Leandro Guilheiro afirma no Encontro de Kodanshas que as regras estão asfixiando o judô

Um dos atletas mais técnicos de sua geração, hoje como técnico, Guilheiro mantém o foco no ippon © Isabela Lemos / fpjcom

“Quantas lutas são definidas hoje, pela arbitragem?”, afirmou o medalhista olímpico. “Quando estimulamos o judô de shidôs, estamos desestimulando o judô de ippons.”

Por Paulo Pinto / fpjcom
29 de novembro de 2023 / São Paulo (SP)

Para estabelecer novos conceitos de administração da modalidade, a diretoria da Federação Paulista de Judô (FPJudô) realizou no dia 18 de novembro, no auditório do Centro de Excelência do Judô, Teatro Inezita Barroso, uma mesa-redonda durante o Encontro Estadual de Kodanshas de 2023, mostrando os avanços da atual gestão e abrindo discussões sobre o futuro do judô em São Paulo.

Participaram do encontro grandes nomes do alto rendimento e da gestão esportiva, entre os quais Leandro Marques Guilheiro, medalhista de bronze nos Jogos Olímpicos de Atenas (2004) e Pequim (2008) e coordenador técnico do alto rendimento do Esporte Clube Pinheiros. Profissional qualificado, Guilheiro iniciou sua fala explicando que, para pensar como será o futuro do judô de São Paulo, primeiro é preciso entender como a modalidade chegou até aqui e como é praticada hoje.

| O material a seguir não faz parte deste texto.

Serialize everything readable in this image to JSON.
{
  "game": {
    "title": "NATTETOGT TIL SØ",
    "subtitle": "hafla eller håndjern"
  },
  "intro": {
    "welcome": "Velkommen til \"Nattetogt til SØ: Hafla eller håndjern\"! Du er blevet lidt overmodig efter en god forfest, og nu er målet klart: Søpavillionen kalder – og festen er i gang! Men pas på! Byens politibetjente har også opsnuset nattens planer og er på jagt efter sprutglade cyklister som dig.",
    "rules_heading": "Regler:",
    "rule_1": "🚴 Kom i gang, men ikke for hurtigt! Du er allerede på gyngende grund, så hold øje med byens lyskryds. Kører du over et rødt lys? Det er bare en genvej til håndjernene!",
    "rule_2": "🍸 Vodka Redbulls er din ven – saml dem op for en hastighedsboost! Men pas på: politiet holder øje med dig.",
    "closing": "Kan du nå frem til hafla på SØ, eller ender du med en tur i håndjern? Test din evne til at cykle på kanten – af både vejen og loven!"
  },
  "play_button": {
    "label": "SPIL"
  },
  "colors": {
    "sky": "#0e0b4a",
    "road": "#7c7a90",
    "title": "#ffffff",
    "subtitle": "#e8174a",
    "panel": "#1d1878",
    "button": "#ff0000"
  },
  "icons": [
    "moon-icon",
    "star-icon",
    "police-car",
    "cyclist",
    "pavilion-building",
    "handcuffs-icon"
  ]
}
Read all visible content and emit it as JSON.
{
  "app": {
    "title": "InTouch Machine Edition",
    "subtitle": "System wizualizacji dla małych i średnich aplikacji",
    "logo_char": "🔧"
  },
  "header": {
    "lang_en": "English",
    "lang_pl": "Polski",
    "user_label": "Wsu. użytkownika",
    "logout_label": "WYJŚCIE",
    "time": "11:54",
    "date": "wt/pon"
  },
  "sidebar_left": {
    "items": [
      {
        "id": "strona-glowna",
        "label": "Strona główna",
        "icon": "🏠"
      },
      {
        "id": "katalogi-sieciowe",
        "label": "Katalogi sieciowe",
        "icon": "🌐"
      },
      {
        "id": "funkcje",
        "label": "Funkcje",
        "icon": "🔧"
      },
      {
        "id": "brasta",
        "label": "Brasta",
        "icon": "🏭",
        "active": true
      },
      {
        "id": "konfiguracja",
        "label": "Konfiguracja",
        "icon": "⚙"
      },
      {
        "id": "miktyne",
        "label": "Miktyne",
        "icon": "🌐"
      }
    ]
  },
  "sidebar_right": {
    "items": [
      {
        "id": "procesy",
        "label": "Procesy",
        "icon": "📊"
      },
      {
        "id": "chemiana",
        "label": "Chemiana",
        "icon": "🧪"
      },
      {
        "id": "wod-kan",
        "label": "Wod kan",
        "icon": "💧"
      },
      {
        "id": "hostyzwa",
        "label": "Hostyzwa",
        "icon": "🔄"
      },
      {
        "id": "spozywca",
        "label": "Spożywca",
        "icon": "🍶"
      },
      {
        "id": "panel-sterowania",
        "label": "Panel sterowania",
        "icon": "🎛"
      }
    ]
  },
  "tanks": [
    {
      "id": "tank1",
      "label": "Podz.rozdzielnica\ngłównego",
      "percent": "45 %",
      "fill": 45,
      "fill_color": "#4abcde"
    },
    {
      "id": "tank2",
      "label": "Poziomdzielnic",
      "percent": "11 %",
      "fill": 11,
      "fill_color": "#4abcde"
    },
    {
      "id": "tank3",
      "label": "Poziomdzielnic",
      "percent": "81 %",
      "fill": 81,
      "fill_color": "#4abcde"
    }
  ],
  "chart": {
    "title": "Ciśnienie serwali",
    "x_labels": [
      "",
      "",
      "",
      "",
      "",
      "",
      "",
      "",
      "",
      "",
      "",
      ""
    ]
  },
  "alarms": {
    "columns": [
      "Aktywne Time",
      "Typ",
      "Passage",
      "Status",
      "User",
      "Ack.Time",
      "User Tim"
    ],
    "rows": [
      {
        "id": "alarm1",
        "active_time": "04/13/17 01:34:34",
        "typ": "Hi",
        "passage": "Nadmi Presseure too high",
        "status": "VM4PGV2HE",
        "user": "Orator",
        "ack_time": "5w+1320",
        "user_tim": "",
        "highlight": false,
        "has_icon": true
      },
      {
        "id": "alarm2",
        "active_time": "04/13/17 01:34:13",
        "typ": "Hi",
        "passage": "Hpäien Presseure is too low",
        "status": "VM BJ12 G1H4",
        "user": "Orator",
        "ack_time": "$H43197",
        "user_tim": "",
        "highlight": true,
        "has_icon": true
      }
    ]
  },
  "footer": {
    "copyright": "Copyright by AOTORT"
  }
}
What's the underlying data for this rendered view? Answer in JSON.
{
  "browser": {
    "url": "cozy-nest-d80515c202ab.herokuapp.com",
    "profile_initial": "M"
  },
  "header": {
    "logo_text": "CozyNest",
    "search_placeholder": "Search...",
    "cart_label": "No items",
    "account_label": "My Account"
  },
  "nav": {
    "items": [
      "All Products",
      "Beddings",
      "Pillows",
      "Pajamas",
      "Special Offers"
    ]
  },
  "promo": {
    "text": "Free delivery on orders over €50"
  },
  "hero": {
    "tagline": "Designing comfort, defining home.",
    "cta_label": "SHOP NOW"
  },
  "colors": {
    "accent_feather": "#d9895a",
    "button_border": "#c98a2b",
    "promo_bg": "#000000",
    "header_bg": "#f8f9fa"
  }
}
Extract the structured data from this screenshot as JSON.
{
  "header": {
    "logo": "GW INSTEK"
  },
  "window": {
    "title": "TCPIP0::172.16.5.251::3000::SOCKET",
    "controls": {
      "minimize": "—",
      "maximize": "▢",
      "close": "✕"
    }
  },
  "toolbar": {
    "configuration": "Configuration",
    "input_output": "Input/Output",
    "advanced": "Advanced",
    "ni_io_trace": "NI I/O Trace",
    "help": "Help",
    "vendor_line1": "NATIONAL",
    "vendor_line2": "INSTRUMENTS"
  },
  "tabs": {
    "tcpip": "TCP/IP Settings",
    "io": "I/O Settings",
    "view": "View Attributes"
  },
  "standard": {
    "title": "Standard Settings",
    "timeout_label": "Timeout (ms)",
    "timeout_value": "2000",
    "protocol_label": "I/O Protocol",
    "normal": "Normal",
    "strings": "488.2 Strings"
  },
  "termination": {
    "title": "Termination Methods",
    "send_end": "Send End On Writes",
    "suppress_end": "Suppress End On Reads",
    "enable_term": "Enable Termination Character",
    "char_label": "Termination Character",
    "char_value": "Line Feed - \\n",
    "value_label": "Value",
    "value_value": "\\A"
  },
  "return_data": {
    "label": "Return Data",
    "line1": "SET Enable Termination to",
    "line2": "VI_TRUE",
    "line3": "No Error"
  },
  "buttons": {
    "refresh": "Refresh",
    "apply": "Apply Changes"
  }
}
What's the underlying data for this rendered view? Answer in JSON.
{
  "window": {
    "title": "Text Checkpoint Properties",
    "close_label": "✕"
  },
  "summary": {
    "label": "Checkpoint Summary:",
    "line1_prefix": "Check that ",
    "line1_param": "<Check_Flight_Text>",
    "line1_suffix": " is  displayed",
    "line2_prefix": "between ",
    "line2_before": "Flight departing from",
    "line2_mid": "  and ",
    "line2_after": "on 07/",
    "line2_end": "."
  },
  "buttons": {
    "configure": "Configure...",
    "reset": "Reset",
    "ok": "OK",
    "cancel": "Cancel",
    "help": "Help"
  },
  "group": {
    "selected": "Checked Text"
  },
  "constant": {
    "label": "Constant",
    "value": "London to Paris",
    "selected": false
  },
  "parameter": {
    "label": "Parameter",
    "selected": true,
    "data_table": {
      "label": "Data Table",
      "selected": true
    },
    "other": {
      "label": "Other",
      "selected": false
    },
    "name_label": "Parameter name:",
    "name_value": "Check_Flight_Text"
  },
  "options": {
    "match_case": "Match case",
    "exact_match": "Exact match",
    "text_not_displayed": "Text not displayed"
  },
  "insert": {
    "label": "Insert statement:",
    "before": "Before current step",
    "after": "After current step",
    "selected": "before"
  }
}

“Provavelmente eu seja o mais jovem participante desta mesa-redonda e ainda estou em processo de aprendizado daquilo que convencionamos chamar de gestão esportiva. Sou relativamente novo em minha atual função no Clube Pinheiros e acredito que falar sobre futuro do judô seja algo realmente difícil para todos nós. Penso que seja muito óbvio, mas para podermos pensar de que forma será o futuro do judô de São Paulo, primeiro precisamos entender como estão as coisas hoje, e como chegamos até aqui.”

O medalhista olímpico destacou a complexidade da estrutura que caracteriza o judô atualmente, com professores envolvidos no kata, outros dedicados à arbitragem e outros ainda a setores administrativos. Mas, segundo ele, não é isso que atrapalha os adeptos e praticantes.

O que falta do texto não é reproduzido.